David’s work led Local 11 to back Gil Cedillo in an Assembly race against Vickie Castro. The paper of record (and everyone else) made Castro, a school board member, the favorite, and she had the endorsement of Gloria Molina, then a very powerful voice. The County Federation of Labor and Local 11 backed Gil big and he won by 20 points. The reason? Castro was a big supporter of Belmont and Kajima.
That election night the victory party was held at La Golondrina and it was a party. I’d been at Local 11 two months and had worked my tail off. My political experience included losing Prop. 187 and 209, or quixotic neighborhood battles. I didn’t know our side could win and reveled in the moment. The Lieutenant Governor bummed a cigarette from me and I felt his need to impress us.
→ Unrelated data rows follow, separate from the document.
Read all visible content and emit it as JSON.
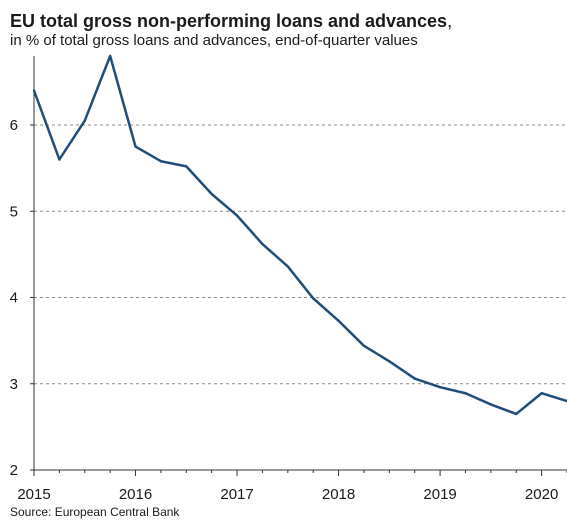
{
  "title": {
    "main": "EU total gross non-performing loans and advances",
    "suffix": ",",
    "subtitle": "in % of total gross loans and advances,  end-of-quarter  values"
  },
  "source": "Source: European Central Bank",
  "colors": {
    "line": "#1f4e79",
    "grid": "#8c8c8c",
    "axis": "#333333"
  },
  "chart_data": {
    "type": "line",
    "title": "EU total gross non-performing loans and advances",
    "subtitle": "in % of total gross loans and advances,  end-of-quarter  values",
    "xlabel": "",
    "ylabel": "",
    "xlim": [
      2015,
      2020.25
    ],
    "ylim": [
      2,
      6.8
    ],
    "y_ticks": [
      2,
      3,
      4,
      5,
      6
    ],
    "y_tick_labels": [
      "2",
      "3",
      "4",
      "5",
      "6"
    ],
    "x_ticks": [
      2015,
      2016,
      2017,
      2018,
      2019,
      2020
    ],
    "x_tick_labels": [
      "2015",
      "2016",
      "2017",
      "2018",
      "2019",
      "2020"
    ],
    "grid": "horizontal dashed",
    "series": [
      {
        "x": [
          2015.0,
          2015.25,
          2015.5,
          2015.75,
          2016.0,
          2016.25,
          2016.5,
          2016.75,
          2017.0,
          2017.25,
          2017.5,
          2017.75,
          2018.0,
          2018.25,
          2018.5,
          2018.75,
          2019.0,
          2019.25,
          2019.5,
          2019.75,
          2020.0,
          2020.25
        ],
        "values": [
          6.4,
          5.6,
          6.05,
          6.8,
          5.75,
          5.58,
          5.52,
          5.2,
          4.95,
          4.62,
          4.36,
          3.99,
          3.73,
          3.44,
          3.26,
          3.06,
          2.96,
          2.89,
          2.76,
          2.65,
          2.89,
          2.8
        ]
      }
    ]
  }
}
David Koff had spent 30 years on fairly quixotic battles of his own, but his determination matched perfectly with Local 11’s and helped inspire the leg muscles of lowly precinct walkers like me, as well as the strategic muscles of wiser heads like Miguel Contreras.
David did a lot of great things in his life, but I know he made Local 11 a better and stronger union, and he made our part of the world a more fun place to be. I’ll miss him.